I’m a bit surprised Sphero is using Kickstarter for this campaign — they’re a
large company now with access to plenty of cash, I assume. Pre-orders have
usually been a part of their independent product launches (i.e. the products
that aren’t Lightning McQueen), so I could see this as an extension of that
strategy with a maker/hacker/DIY aesthetic. Crowds out Kickstarter and makes
it harder for the smaller operations to get discovered though.

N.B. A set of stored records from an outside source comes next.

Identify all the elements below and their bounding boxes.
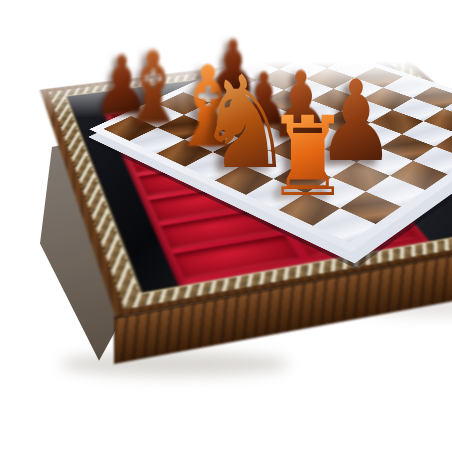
overexposure-fade	[0, 0, 452, 118]
chess-set-photo: ♟♝♟♝♟♞♟♜♟	[0, 0, 452, 452]
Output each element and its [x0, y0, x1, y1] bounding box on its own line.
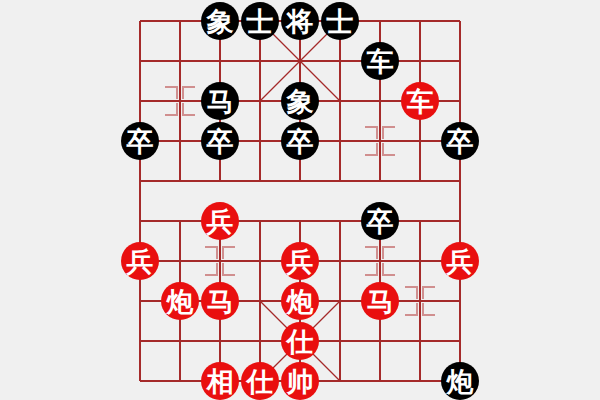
- piece-black-pawn-a[interactable]: 卒: [121, 122, 159, 160]
- marker-corner: [365, 143, 378, 156]
- point-marker: [365, 126, 395, 156]
- marker-corner: [205, 246, 218, 259]
- marker-corner: [382, 263, 395, 276]
- point-marker: [165, 86, 195, 116]
- xiangqi-board[interactable]: 象士将士车马象卒卒卒卒卒炮车兵兵兵兵炮马炮马仕相仕帅: [0, 0, 600, 400]
- piece-black-pawn-b[interactable]: 卒: [201, 122, 239, 160]
- marker-corner: [422, 303, 435, 316]
- piece-red-advisor-raised[interactable]: 仕: [281, 322, 319, 360]
- piece-black-pawn-c[interactable]: 卒: [281, 122, 319, 160]
- piece-red-horse-left[interactable]: 马: [201, 282, 239, 320]
- marker-corner: [405, 303, 418, 316]
- piece-red-chariot[interactable]: 车: [401, 82, 439, 120]
- piece-red-pawn-e[interactable]: 兵: [441, 242, 479, 280]
- point-marker: [405, 286, 435, 316]
- piece-black-pawn-d[interactable]: 卒: [361, 202, 399, 240]
- marker-corner: [365, 126, 378, 139]
- marker-corner: [405, 286, 418, 299]
- piece-black-elephant-left[interactable]: 象: [201, 2, 239, 40]
- piece-black-general[interactable]: 将: [281, 2, 319, 40]
- marker-corner: [182, 86, 195, 99]
- point-marker: [205, 246, 235, 276]
- marker-corner: [422, 286, 435, 299]
- piece-red-pawn-c[interactable]: 兵: [281, 242, 319, 280]
- piece-red-elephant[interactable]: 相: [201, 362, 239, 400]
- piece-black-chariot[interactable]: 车: [361, 42, 399, 80]
- piece-black-advisor-right[interactable]: 士: [321, 2, 359, 40]
- marker-corner: [365, 246, 378, 259]
- piece-black-pawn-e[interactable]: 卒: [441, 122, 479, 160]
- marker-corner: [222, 246, 235, 259]
- point-marker: [365, 246, 395, 276]
- marker-corner: [165, 86, 178, 99]
- piece-red-advisor[interactable]: 仕: [241, 362, 279, 400]
- marker-corner: [182, 103, 195, 116]
- piece-red-cannon-right[interactable]: 炮: [281, 282, 319, 320]
- piece-black-cannon[interactable]: 炮: [441, 362, 479, 400]
- marker-corner: [165, 103, 178, 116]
- piece-red-pawn-a[interactable]: 兵: [121, 242, 159, 280]
- piece-red-horse-right[interactable]: 马: [361, 282, 399, 320]
- marker-corner: [205, 263, 218, 276]
- piece-red-pawn-b[interactable]: 兵: [201, 202, 239, 240]
- marker-corner: [222, 263, 235, 276]
- piece-black-elephant-right[interactable]: 象: [281, 82, 319, 120]
- piece-black-advisor-left[interactable]: 士: [241, 2, 279, 40]
- piece-red-cannon-left[interactable]: 炮: [161, 282, 199, 320]
- piece-red-general[interactable]: 帅: [281, 362, 319, 400]
- marker-corner: [382, 126, 395, 139]
- piece-black-horse[interactable]: 马: [201, 82, 239, 120]
- marker-corner: [382, 143, 395, 156]
- marker-corner: [365, 263, 378, 276]
- marker-corner: [382, 246, 395, 259]
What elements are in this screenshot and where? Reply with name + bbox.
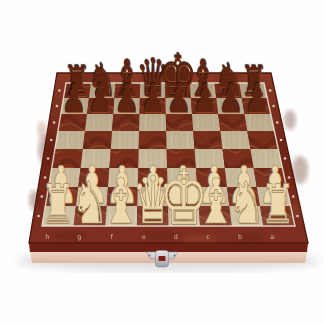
rank-dot-right [272,105,275,108]
rank-dot-right [292,195,295,198]
frame-marble-streak [184,235,216,243]
file-label: h [45,233,49,241]
rank-dot-right [296,215,299,218]
file-label: g [77,233,81,241]
rank-dot-left [53,121,56,124]
file-label: b [238,233,242,241]
rank-dot-left [44,176,47,179]
rank-dot-left [56,105,59,108]
rank-dot-left [37,215,40,218]
frame-marble-blotch [284,110,296,130]
frame-marble-streak [92,77,128,83]
rank-dot-right [269,89,272,92]
file-label: d [174,233,178,241]
chess-board: hgfedcba [0,0,324,324]
frame-marble-blotch [29,190,41,210]
rank-dot-right [288,176,291,179]
rank-dot-left [50,139,53,142]
play-area-shading [42,83,295,226]
rank-dot-right [280,139,283,142]
rank-dot-left [47,157,50,160]
frame-marble-streak [37,121,47,139]
file-label: c [206,233,210,241]
frame-marble-blotch [142,231,178,241]
frame-marble-blotch [218,72,242,80]
file-label: e [142,233,146,241]
rank-dot-right [284,157,287,160]
rank-dot-left [58,89,61,92]
rank-dot-left [41,195,44,198]
box-front-edge-dark [29,243,308,252]
frame-marble-blotch [292,156,308,184]
chess-set-photo: hgfedcba ♜♞♝♛♚♝♞♜♟♟♟♟♟♟♟♟♟♟♟♟♟♟♟♟♜♞♝♛♚♝♞… [0,0,324,324]
file-label: a [270,233,274,241]
frame-marble-blotch [144,73,176,81]
rank-dot-right [276,121,279,124]
latch-keyhole [159,256,166,261]
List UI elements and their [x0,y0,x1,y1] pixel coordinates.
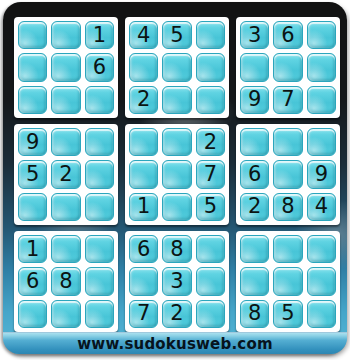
cell-r1c8: 6 [273,21,302,49]
cell-r5c6: 7 [196,160,225,188]
cell-r9c3[interactable] [85,300,114,328]
cell-r3c2[interactable] [51,86,80,114]
cell-r9c4: 7 [129,300,158,328]
cell-r8c3[interactable] [85,267,114,295]
cell-r4c5[interactable] [162,128,191,156]
cell-r5c2: 2 [51,160,80,188]
cell-r1c2[interactable] [51,21,80,49]
cell-r6c3[interactable] [85,193,114,221]
cell-r6c7: 2 [240,193,269,221]
cell-r3c6[interactable] [196,86,225,114]
cell-r6c1[interactable] [18,193,47,221]
cell-r2c1[interactable] [18,53,47,81]
cell-r7c3[interactable] [85,235,114,263]
cell-r2c7[interactable] [240,53,269,81]
cell-r9c2[interactable] [51,300,80,328]
cell-r8c9[interactable] [307,267,336,295]
cell-r1c5: 5 [162,21,191,49]
cell-r6c9: 4 [307,193,336,221]
cell-r3c5[interactable] [162,86,191,114]
cell-r3c4: 2 [129,86,158,114]
cell-r6c2[interactable] [51,193,80,221]
cell-r8c4[interactable] [129,267,158,295]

In general (and take this with a grain of salt because I don’t know robots,
only familiar with Sphero’s history), I think Sphero accidentally positioned
themselves super well for building out products like these. They started with
a robot-in-a-ball. Literally a two-wheeled robot driving like a hamster in a
ball. In order to support a user-friendly driving experience with the original
Sphero, they invested in the accelerometer and gyroscopic sensors and the way
they provide feedback to the drive system. So even when the wheels would slip
inside the ball, the robot would detect the change in heading and adjust to
suit the driver’s original intent. They mention briefly in the video how this
RVR bot can hold its heading on bumpy terrain, and I assume that’s the same
platform at work. It’s neat to me because this feedback mechanism sounds like
the kind of thing that’s hard to patch onto a robotic platform produced at
scale and get it right, to the extent that folks won’t bother. They kinda got
that one “for free” by validating that folks will buy a ball, and it looks
like it’s been a solid platform for other variations on driving robots. (But
again, I don’t know much about robots. This could be standard practice for all
I know.)

------
markdeloura
Sphero as a company has done a great job making accessible bots that can be
used for both fun at home and education at school. That gives me high hopes
for this new bot! Expandability, swappable battery, and price point are top of
the list for edu and looking promising so far. Hope we'll hear more about
sensors and features in this thread!

------
syntaxing
This looks super interesting. You can probably learn a lot if you pair this
with a 3D printer, especially in the education industry. To be honest, I want
one for myself! I'm surprised that they are willing to give Kickstarter a 20%
cut when they could of done a preorder system since they are a reputable brand
to begin with.